Gostaríamos que abordasse a prática de se roteirizar um curta-metragem, quais os elementos que julga serem essenciais para a confecção de uma história bem amarrada e com um fio linear narrativo que prenda a atenção do público.
Para mim, os elementos essencias para um bom roteiro, ou uma boa história, ainda continuam sendo os velhos clichês: personagens bem caracterizados, uma reflexão profunda em torno da estrutura do filme, e algumas ferramentas que “amarrem” a história – como um tema recorrente, por exemplo. Apesar de todo o debate em torno da famigerada “narrativa moderna”, “pós-moderna” ou qualquer outro nome que inventem, não vejo como um roteirista pode fugir desses movimentos criativos: personagem, estrutura, forma, etc.

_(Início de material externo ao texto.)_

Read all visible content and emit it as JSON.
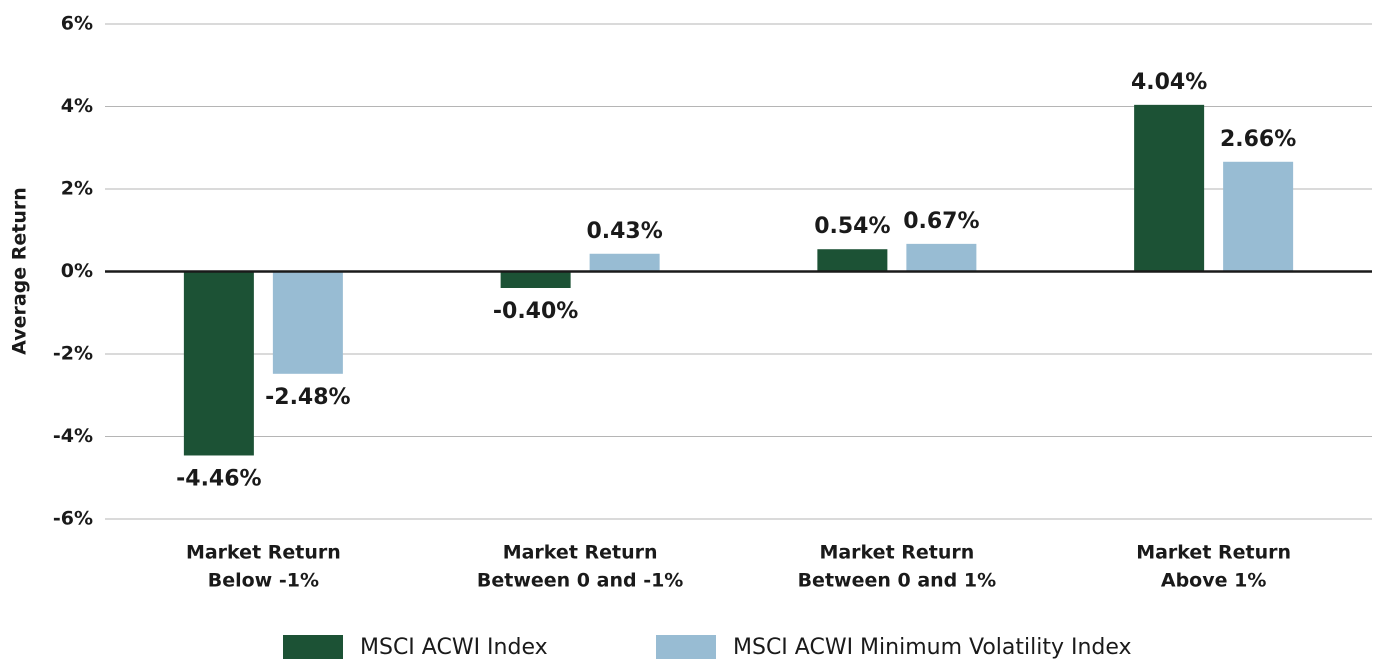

O que fica superlativo no curta-metragem é a sua curta duração; já ouvi gente dizer que o curta é o espaço natural para a experimentação. De fato acho que ele é, mas acredito que seria experimental mais pela procura de soluções narrativas radicais do que necessariamente pelo o abandono da narrativa. Exemplo: “vamos contar esse documentário sobre HQs do ponto de vista dos personagens?”.
De qualquer forma não dá para garantir 100% a atenção do público. Eu seria leviano em acreditar que tenho ou que mesmo conheço quem tenha esse poder. Mas há alguns caminhos que parecem ajudar: oferecer alguns desafios para quem está assistindo (as famosas “sacadas”); não subestimar nem superestimar a inteligência de quem assiste; conhecer o contexto do espectador da sua história. Digo isso baseado no que já pude pesquisar e um pouco na minha breve experiência profissional.

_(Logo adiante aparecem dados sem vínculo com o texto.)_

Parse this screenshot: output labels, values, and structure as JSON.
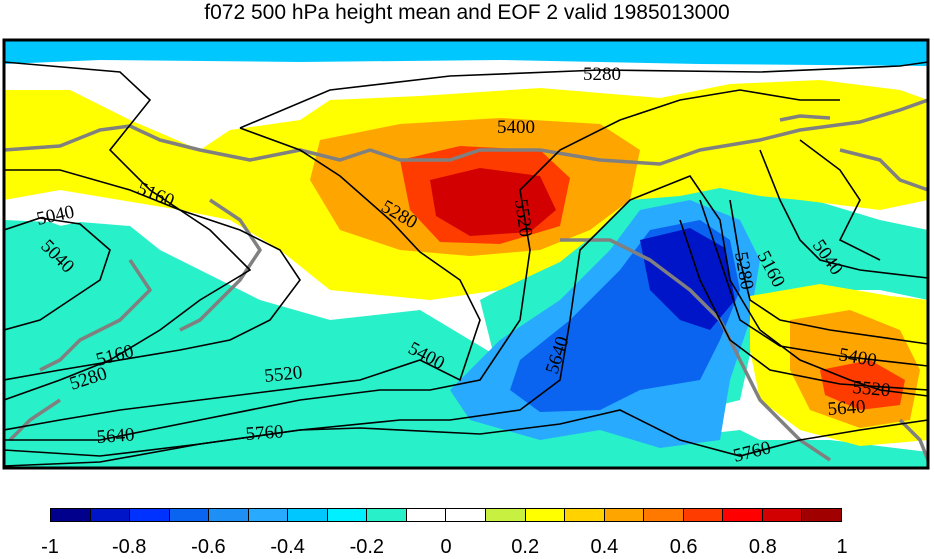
{
  "title": "f072 500 hPa height mean and EOF 2 valid 1985013000",
  "map": {
    "contour_levels": [
      "5040",
      "5160",
      "5280",
      "5400",
      "5520",
      "5640",
      "5760"
    ],
    "contour_labels": [
      {
        "text": "5280"
      },
      {
        "text": "5400"
      },
      {
        "text": "5160"
      },
      {
        "text": "5040"
      },
      {
        "text": "5040"
      },
      {
        "text": "5280"
      },
      {
        "text": "5520"
      },
      {
        "text": "5040"
      },
      {
        "text": "5160"
      },
      {
        "text": "5280"
      },
      {
        "text": "5160"
      },
      {
        "text": "5280"
      },
      {
        "text": "5400"
      },
      {
        "text": "5520"
      },
      {
        "text": "5640"
      },
      {
        "text": "5400"
      },
      {
        "text": "5520"
      },
      {
        "text": "5640"
      },
      {
        "text": "5640"
      },
      {
        "text": "5760"
      },
      {
        "text": "5760"
      }
    ]
  },
  "colorbar": {
    "colors": [
      "#00008c",
      "#0014c8",
      "#0032ff",
      "#0a64f0",
      "#1e90f5",
      "#28aaff",
      "#00c8ff",
      "#00f0ff",
      "#28f0c8",
      "#ffffff",
      "#ffffff",
      "#c8f040",
      "#ffff00",
      "#ffd200",
      "#ffa500",
      "#ff7800",
      "#ff3c00",
      "#ff0000",
      "#d20000",
      "#a00000"
    ],
    "tick_labels": [
      "-1",
      "-0.8",
      "-0.6",
      "-0.4",
      "-0.2",
      "0",
      "0.2",
      "0.4",
      "0.6",
      "0.8",
      "1"
    ]
  }
}
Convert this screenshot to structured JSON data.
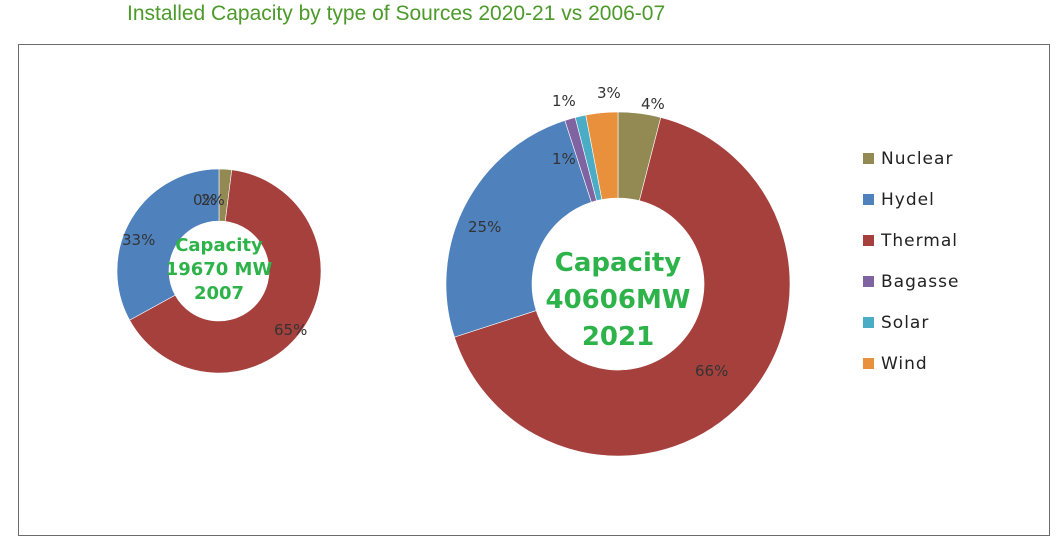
{
  "title": "Installed Capacity by type of Sources 2020-21 vs 2006-07",
  "colors": {
    "Nuclear": "#938953",
    "Hydel": "#4f81bd",
    "Thermal": "#a5403d",
    "Bagasse": "#8064a2",
    "Solar": "#4bacc6",
    "Wind": "#e8903c",
    "center_text": "#2db34a",
    "title": "#4c9a2a"
  },
  "chart_data": [
    {
      "type": "pie",
      "variant": "donut",
      "center_label": [
        "Capacity",
        "19670 MW",
        "2007"
      ],
      "categories": [
        "Nuclear",
        "Hydel",
        "Thermal"
      ],
      "values": [
        2,
        33,
        65
      ],
      "data_labels": [
        "2%",
        "33%",
        "65%"
      ],
      "overlapping_labels": [
        "0%",
        "2%"
      ],
      "legend_position": "right"
    },
    {
      "type": "pie",
      "variant": "donut",
      "center_label": [
        "Capacity",
        "40606MW",
        "2021"
      ],
      "categories": [
        "Nuclear",
        "Hydel",
        "Thermal",
        "Bagasse",
        "Solar",
        "Wind"
      ],
      "values": [
        4,
        25,
        66,
        1,
        1,
        3
      ],
      "data_labels": [
        "4%",
        "25%",
        "66%",
        "1%",
        "1%",
        "3%"
      ],
      "legend_position": "right"
    }
  ],
  "legend": [
    "Nuclear",
    "Hydel",
    "Thermal",
    "Bagasse",
    "Solar",
    "Wind"
  ]
}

Dossiê Rê Bordosa contou com três premiações de expressão (incluindo o 36º Festival de Gramado) na categoria de melhor roteiro, como se deu o processo de elaboração do material? O que em sua opinião pode ter resultado no sucesso do roteiro?
O Dossiê é um projeto elaborado pelo César Cabral (diretor da Coala Filmes) há pelo menos 5 anos. O César além de um baita diretor sabe escrever muito bem, é muito criativo. Então sempre discutimos muito em cima do roteiro. Ele já estava desenhado em linhas gerais nesse projeto, que serviu como nosso norte: um documentário que desse voz aos personagens do Angeli, e que investigasse a morte da Rê Bordosa.
Agora, algumas decisões complicadas foram tomadas ao longo do processo, como fazer tanto entrevistados quanto personagens em massinha, e o uso extensivo da narração no estilo “Bandido da Luz Vermelha”. Minha experiência com jornalismo (trabalhei por 3 anos na Tv Cultura, no programa “Metrópolis”) ajudou na hora de organizar as falas dos entrevistados e em dar alguma lógica ao documentário.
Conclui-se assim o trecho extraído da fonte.